TALLINN - Estonian industrial production growth slowed in August from a record pace the previous month as electronics and energy output decelerated, reports Nozare.lv. Production was 22.8 percent higher from a year earlier, compared with a revised 24.5 percent the previous month, which was the biggest on record since 2000, the Tallinn-based statistics office reported. Output was unchanged from the previous month on a seasonally adjusted basis.
Growth in external demand from Estonia’s key trade partners, Sweden and Finland, is slowing after a stronger-than- forecast recovery at the beginning of the year, the central bank said. An acceleration in annual gross domestic product growth to more than 5 percent in the second half of this year will be temporary, the bank added.

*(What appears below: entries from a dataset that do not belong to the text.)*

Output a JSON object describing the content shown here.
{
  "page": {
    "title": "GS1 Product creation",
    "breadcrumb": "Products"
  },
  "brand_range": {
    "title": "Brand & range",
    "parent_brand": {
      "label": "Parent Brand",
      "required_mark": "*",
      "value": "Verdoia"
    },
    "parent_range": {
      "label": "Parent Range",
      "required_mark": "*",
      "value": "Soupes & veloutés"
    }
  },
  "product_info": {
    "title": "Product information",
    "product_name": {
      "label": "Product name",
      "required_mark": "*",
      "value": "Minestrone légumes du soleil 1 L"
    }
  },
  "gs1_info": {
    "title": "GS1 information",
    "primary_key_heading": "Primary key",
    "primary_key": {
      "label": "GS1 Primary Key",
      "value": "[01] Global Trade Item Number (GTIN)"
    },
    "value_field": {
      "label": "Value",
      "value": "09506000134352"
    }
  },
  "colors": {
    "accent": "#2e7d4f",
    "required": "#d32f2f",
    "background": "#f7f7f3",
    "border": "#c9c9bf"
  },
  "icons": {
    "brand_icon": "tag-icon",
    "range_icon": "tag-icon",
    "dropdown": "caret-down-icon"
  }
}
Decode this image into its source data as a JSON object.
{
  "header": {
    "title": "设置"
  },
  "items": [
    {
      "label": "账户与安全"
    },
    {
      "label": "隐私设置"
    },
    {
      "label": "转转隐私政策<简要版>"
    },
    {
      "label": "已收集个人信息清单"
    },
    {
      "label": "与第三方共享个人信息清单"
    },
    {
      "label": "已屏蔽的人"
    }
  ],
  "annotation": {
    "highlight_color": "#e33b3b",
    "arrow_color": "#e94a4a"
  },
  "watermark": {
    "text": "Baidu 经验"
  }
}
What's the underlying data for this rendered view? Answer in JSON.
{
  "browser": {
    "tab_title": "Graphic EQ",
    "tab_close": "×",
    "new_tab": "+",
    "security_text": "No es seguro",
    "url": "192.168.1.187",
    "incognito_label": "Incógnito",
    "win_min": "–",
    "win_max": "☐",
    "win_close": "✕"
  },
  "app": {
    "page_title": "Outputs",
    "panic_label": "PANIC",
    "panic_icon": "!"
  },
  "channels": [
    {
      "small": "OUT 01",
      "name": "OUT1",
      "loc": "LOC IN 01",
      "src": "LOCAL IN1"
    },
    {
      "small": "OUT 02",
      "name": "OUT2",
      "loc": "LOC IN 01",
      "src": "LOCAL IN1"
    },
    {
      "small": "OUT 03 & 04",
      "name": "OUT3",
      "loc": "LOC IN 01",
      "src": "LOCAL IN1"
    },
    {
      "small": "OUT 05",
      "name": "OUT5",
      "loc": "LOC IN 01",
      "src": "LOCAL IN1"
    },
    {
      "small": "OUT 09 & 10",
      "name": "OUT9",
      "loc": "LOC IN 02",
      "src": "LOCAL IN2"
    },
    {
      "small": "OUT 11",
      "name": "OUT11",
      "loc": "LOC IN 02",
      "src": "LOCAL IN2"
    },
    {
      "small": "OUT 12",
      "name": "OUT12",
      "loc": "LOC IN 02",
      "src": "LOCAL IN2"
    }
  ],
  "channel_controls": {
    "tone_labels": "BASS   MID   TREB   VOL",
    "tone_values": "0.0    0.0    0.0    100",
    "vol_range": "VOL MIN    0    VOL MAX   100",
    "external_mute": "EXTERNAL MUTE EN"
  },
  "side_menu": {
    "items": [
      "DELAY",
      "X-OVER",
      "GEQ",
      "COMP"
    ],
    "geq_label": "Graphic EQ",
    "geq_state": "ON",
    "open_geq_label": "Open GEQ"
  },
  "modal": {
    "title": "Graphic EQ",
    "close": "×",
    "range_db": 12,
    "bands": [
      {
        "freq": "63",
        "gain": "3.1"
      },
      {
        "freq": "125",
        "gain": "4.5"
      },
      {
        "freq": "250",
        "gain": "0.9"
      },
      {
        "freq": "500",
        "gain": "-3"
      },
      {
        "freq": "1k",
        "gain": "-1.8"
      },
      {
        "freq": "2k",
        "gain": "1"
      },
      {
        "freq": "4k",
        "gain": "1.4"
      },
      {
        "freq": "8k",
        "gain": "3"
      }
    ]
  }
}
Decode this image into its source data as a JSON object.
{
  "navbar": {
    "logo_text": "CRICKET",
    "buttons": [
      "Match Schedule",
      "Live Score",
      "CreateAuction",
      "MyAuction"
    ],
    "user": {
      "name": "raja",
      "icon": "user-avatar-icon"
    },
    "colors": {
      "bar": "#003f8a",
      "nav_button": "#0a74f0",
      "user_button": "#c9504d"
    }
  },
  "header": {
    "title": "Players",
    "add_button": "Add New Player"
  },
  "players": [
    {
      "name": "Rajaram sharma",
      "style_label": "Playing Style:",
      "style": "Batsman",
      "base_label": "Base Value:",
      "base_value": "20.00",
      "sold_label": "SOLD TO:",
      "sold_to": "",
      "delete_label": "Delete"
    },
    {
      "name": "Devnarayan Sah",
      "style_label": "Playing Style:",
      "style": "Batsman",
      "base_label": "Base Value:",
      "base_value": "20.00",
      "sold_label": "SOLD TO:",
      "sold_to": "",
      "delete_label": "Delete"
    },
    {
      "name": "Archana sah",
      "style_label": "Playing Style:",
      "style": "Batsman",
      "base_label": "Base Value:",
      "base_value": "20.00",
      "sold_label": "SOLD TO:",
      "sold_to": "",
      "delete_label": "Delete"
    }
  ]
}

Still, it forecast GDP growth to accelerate in 2011 to 4.2 percent, from an expected rate of 2.5 percent in 2010 due to improving domestic demand.
“Industrial production has experienced a very V-shaped recovery, and is now growing year-on-year at its briskest pace in the past ten years,” Nordea Bank said in a note. “After the initial bounce we expect to see a moderation in growth to more sustainable levels.”
Export sales of manufacturing, led by wireless network gear and wind generators made by local units of Sweden’s Ericsson and Zurich-based ABB Ltd., rose 41 percent from a year earlier, compared with a 38 percent increase in July. Still, manufacturing of computer and electronics products grew 121.5 percent, compared with a 341 percent gain in July.
Domestic sales grew an annual 3 percent, compared with no change the previous month. Energy output grew an annual 41.5 percent, following a 51.5 percent jump in July.